DICE were present at the recently concluded GDC event where the company’s Graham Wihlidal spoke about how developers can process triangles and geometry within games efficiently thereby improving performance. The presentation is mostly focused on culling, a process wherein objects of any kind such as triangles and pixels are not part of the final image. In short, a good culling process can improve performance, specially on the PS4 and Xbox One whose CPUs are already quite outdated compared to current tech. This is especially true if culling is carried out totally on the CPU although GPU assisted processes are available.
In addition to improving the culling process on current gen consoles, DICE also revealed some interesting new information about the PS4 and Xbox One along with details that are already known. It’s fairly well known at this point that the PS4 and Xbox One have similar CPU clock speed (though it’s slightly better on the Xbox One). Furthermore, we also know that the PS4 GPU has 18 compute units compared to 12 on the Xbox One which results into better ALU operations per cycle on Sony’s machine. However we were unaware of how many ALU cycles are required by each of them so that a triangle can be rendered by each GPU.
According to DICE the number of ALU cycles required by Xbox One GPU to render a triangle is 768 ALU ops/cycle and the PS4 is 1017. The PS4 also takes the lead as far as instructions that can be processed at a time goes. The Xbox One has a limit of 368 instructions at a time and the PS4 with 508. The slides then mention a number of methods of culling that be used to improve performance. However there were a couple of things that caught our eye.
The slide above clearly shows off the advantage of having a faster GDDR5 memory on the PS4 (with and without tessellation). The cull time and the actual draw time are quite faster on the PS4. It must be noted that the test case here includes rendering 443,429 triangles at a full HD resolution of 1080p.

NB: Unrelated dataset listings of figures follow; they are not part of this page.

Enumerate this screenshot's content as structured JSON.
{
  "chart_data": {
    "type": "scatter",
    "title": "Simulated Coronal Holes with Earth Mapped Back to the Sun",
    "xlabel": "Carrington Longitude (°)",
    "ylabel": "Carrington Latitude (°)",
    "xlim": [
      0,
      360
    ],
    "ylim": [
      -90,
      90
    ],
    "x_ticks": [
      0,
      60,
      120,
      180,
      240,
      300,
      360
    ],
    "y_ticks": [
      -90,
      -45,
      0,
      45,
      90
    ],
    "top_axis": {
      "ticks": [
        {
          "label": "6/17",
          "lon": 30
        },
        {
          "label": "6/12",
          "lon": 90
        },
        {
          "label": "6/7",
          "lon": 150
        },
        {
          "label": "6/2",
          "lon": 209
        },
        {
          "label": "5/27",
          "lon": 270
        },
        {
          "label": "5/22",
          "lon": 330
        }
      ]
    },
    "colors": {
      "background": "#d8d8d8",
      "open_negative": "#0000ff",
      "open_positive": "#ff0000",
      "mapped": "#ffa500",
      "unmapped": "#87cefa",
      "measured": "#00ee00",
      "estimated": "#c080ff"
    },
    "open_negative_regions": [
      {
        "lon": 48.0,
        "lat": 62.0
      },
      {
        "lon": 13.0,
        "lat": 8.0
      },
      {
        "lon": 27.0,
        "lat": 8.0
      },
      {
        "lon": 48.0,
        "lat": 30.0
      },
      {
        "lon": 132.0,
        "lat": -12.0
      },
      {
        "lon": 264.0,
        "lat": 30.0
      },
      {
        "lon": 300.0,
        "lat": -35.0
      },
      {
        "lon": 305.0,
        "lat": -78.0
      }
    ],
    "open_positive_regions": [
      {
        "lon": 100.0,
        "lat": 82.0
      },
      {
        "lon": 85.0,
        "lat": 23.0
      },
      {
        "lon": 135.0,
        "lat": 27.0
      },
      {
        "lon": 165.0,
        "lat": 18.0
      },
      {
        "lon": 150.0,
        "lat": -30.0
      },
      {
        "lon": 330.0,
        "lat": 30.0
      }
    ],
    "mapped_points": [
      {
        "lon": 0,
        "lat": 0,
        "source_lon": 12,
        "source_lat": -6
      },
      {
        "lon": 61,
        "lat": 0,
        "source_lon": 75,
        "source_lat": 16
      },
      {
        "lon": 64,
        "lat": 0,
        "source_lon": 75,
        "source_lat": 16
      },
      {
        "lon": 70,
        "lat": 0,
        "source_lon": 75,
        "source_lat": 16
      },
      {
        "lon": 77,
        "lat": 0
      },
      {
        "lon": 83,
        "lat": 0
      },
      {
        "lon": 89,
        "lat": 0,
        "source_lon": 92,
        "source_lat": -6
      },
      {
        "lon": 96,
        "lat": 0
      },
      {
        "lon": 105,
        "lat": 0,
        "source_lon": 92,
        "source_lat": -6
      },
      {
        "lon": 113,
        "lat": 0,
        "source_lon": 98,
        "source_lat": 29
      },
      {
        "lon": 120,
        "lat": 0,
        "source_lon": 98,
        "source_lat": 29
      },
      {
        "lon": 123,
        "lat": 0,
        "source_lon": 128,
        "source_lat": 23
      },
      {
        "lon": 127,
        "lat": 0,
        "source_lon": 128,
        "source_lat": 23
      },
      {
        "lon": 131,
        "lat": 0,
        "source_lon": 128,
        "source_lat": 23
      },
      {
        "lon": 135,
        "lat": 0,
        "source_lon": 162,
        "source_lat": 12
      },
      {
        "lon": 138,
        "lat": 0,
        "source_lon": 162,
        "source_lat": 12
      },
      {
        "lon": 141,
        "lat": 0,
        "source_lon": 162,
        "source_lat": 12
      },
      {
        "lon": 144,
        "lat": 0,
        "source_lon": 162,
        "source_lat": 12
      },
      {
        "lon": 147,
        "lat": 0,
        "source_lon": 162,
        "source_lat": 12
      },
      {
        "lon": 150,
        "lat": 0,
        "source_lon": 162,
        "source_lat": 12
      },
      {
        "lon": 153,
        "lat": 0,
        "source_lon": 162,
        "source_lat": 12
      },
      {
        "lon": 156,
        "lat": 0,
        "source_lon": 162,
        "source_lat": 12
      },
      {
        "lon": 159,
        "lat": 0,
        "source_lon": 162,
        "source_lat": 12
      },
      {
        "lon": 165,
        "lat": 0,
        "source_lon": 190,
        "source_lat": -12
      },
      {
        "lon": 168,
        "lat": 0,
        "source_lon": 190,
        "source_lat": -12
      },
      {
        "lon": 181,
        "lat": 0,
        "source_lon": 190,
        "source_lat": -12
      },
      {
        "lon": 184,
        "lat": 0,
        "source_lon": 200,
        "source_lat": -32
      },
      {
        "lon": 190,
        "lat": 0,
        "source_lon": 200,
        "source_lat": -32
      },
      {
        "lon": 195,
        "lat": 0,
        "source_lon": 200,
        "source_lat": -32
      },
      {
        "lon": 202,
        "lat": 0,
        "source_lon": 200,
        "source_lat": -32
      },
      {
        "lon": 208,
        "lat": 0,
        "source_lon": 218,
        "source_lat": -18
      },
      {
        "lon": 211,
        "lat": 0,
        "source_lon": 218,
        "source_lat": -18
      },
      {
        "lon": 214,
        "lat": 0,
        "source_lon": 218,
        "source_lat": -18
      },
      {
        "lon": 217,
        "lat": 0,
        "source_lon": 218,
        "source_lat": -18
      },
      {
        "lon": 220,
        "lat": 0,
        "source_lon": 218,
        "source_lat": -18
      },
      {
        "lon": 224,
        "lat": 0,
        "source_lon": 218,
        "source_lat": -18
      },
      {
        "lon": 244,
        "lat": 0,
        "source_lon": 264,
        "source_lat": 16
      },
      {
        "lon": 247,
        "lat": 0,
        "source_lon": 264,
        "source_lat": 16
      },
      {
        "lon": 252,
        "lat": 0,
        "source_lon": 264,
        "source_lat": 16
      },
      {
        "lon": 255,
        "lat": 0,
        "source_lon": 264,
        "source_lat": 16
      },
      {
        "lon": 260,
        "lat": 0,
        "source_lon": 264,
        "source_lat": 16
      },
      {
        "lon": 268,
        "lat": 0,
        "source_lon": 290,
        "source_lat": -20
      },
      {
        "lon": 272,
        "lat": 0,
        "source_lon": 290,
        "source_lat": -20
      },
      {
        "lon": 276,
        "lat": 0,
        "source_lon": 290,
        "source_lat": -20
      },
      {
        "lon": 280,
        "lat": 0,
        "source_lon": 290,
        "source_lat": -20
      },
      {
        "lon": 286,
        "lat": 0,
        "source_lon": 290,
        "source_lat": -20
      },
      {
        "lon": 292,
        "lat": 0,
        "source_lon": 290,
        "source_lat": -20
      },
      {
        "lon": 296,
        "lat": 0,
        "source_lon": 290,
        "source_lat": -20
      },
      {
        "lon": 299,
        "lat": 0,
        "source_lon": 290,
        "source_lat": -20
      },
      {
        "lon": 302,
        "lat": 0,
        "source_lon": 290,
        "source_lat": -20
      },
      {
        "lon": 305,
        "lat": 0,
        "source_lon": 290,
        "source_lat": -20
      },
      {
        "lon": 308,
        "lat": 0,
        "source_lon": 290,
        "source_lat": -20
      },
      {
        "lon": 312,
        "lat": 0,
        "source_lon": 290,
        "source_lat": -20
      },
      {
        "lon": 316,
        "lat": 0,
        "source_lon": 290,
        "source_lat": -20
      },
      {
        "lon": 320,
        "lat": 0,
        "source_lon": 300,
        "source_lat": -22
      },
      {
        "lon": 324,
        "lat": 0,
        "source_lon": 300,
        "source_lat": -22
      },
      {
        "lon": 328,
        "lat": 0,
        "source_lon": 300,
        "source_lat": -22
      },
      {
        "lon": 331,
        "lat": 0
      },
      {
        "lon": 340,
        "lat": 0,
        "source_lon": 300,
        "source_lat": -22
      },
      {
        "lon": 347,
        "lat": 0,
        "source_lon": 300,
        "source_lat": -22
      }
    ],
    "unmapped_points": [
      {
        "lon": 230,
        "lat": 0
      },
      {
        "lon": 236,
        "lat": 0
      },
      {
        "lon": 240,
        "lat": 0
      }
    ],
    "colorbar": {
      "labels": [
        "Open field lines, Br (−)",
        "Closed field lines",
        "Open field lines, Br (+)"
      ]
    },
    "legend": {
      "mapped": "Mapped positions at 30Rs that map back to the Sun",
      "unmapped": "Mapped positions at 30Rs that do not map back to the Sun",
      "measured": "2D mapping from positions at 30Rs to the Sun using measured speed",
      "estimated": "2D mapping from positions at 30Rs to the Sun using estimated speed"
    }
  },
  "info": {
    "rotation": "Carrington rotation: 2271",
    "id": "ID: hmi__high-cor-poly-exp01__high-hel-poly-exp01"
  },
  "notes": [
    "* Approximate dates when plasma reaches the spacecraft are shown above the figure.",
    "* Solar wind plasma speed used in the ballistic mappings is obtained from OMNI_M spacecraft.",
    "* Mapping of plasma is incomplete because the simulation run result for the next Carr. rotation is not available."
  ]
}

Furthermore it was also revealed that Xbox One supports ExecuteIndirect chain command from DX12 which we have talked about before. This ensures that a single batch is required for rendering which further improves performance. This also means that the API of Xbox One is already pretty close to DX12 and it’s most likely that both are now sharing similar libraries. Another interesting revelation is the custom command processor of the Xbox One with micro-code support. Generally speaking, micro-codes are used to update the processor’s BIOS or even introduce stability and security updates along with possible performance improvements. Whether it’s something that Microsoft is already using or plans to use it in the future is unknown at this point.